Kepala Perwakilan Bank Indonesia Provinsi Jawa Barat yang juga merupakan Ketua Tim Teknis FKPI Provinsi Jawa Barat sekaligus Kepala Dinas Perindag Jawa Rosmaya Hadi, mengatakan pasar murah itu dilakukan di halaman parkir KA Kiaracondong dan halaman parkir kantor pos Kosambi dari tanggal 14 hingga 16 Juni 2016. Acara berlangsung sejak pukul 08.00 sampai dengan 14.00 WIB.
"Kegiatan ini merupakan program inisiatif Kantor Perwakilan Bank Indonesian Provinsi Jawa Barat bekerja sama dengan Perbankan di Jawa Barat untuk membentuk suatu program kepedulian di bulan Ramadan," kata Rosmaya kepada Merdeka Bandung, Kamis (16/6).
Adapun program dimaksud yaitu program Pasar Murah Pengendali Inflasi Jawa Barat yang diselenggarakan tidak hanya di Kota Bandung akan tetapi juga dilaksanakan di Kota Tasikmalaya dan Kota Cirebon.

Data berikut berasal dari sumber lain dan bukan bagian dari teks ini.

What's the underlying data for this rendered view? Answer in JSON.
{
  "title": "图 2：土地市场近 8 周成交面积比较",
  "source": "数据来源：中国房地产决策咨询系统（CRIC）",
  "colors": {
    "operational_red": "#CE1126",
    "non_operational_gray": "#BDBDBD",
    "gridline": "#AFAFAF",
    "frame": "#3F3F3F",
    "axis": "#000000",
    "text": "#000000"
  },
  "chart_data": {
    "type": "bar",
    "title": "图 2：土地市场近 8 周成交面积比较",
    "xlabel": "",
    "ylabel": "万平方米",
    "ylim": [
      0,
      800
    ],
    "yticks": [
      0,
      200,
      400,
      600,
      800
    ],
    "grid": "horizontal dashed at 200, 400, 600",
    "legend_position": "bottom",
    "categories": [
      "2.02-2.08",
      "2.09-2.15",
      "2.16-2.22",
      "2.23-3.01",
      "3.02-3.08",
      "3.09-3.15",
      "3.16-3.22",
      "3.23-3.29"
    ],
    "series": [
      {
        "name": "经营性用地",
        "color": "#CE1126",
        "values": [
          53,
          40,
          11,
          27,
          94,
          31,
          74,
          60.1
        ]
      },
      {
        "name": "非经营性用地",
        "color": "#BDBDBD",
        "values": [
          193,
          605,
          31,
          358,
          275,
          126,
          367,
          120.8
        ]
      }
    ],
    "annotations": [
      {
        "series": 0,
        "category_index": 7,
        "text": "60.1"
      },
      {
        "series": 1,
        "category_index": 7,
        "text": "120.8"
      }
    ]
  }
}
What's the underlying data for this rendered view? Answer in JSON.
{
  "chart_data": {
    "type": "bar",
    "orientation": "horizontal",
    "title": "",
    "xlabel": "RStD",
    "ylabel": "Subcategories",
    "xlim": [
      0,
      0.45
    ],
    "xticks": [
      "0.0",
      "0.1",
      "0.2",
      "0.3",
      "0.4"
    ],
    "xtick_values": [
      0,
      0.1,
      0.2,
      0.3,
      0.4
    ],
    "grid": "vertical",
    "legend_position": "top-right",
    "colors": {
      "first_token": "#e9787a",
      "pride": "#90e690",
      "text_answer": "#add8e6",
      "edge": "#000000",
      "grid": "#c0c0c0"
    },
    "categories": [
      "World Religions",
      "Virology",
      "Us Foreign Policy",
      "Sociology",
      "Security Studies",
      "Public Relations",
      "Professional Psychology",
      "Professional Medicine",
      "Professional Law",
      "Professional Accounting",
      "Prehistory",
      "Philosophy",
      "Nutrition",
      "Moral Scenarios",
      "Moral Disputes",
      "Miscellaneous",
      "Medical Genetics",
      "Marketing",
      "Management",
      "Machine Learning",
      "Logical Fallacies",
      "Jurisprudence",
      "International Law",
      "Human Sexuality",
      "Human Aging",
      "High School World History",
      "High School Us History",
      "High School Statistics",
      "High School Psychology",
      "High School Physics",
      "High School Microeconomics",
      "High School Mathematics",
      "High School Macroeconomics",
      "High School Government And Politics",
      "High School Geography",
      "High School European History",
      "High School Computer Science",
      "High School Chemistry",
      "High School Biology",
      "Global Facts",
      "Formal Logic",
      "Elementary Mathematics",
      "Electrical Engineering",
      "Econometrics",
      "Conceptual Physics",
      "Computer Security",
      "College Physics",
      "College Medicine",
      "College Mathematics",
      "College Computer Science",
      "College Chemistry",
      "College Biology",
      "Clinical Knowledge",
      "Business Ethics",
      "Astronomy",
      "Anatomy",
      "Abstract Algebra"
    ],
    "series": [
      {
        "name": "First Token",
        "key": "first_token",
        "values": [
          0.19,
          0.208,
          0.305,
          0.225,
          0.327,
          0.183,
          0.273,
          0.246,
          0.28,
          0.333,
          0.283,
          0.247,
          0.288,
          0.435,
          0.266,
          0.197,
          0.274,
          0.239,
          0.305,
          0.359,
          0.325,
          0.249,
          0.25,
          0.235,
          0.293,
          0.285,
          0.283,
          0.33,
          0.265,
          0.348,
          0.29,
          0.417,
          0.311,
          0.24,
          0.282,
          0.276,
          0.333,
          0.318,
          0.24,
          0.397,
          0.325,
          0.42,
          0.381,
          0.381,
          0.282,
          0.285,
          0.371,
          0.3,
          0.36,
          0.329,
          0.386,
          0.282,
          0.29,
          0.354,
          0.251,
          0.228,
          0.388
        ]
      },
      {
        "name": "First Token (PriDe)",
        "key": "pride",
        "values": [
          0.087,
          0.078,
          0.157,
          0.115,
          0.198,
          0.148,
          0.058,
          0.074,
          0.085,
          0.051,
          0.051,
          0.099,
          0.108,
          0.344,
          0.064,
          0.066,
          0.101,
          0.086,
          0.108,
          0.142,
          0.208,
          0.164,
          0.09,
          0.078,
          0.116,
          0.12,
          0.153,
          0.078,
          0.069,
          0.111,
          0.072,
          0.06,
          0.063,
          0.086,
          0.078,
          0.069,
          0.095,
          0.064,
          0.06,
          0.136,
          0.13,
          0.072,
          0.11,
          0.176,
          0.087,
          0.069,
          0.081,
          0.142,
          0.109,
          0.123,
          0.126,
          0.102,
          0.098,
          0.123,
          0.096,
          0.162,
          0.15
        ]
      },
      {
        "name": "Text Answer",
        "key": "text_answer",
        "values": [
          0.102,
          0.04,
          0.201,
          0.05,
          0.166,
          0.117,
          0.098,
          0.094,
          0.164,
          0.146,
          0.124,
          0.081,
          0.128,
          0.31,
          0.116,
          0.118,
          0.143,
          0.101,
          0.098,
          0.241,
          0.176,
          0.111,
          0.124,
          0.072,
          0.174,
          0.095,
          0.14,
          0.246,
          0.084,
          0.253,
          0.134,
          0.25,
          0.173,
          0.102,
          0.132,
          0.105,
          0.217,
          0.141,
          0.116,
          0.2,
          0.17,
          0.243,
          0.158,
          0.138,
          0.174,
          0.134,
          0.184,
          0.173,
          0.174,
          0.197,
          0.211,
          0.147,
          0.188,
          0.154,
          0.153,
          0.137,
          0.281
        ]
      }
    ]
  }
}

Dalam pelaksanaannya, tidak hanya kebutuhan pokok dan sandang saja yang diperdagangkan dalam pasar murah tersebut, akan tetapi juga menyediakan penukaran uang dari KPwBI Jawa Barat dan produk perbankan.
"Inflasi yang rendah dan stabil merupakan salah satu prasyarat untuk mewujudkan kesejahteraan masyarakat. Sementara itu, sumber tekanan inflasi Indonesia tidak hanya berasal dari sisi permintaan yang dapat dikelola oleh Bank Indonesia. Dari hasil penelitian, karakteristik inflasi di Indonesia masih cenderung bergejolak, terutama dipengaruhi oleh sisi suplai sisi penawaran berkenaan dengan gangguan produksi, distribusi maupun kebijakan pemerintah," katanya.
Tak hanya itu, dia melanjutkan, shocks terhadap inflasi juga dapat berasal dari event-event tertentu yang sudah menjadi fenomena tahunan seperti bulan Ramadan. Semestinya Ramadan adalah bulan pengendalian diri. Tentu termasuk di dalamnya pengendalian konsumsi. Namun, fakta berkebalikan.
Pertemuan momentum religi dengan tradisi budaya menjadikan Ramadan hajatan nasional. Gairah 'perayaan' menumbuhkan potensi pasar. Permintaan barang dan jasa meningkat. Uang beredar lebih banyak dan cepat. Imbasnya, harga mayoritas barang dan jasa melonjak akibat tingginya permintaan. Inflasi tak terhindari.
"Sebagaimana disampaikan sebelumnya, fenomena kenaikan harga kebutuhan pokok saat Ramadan dan menjelang Idul Fitri selalu berulang setiap tahun. Hampir semua komoditas bergejolak harganya akibat tingkat konsumsi masyarakat yang berlipat. Padahal, secara tidak disadari, hal tersebut berpengaruh terhadap daya beli masyakarat yang berdaya beli rendah," ujarnya.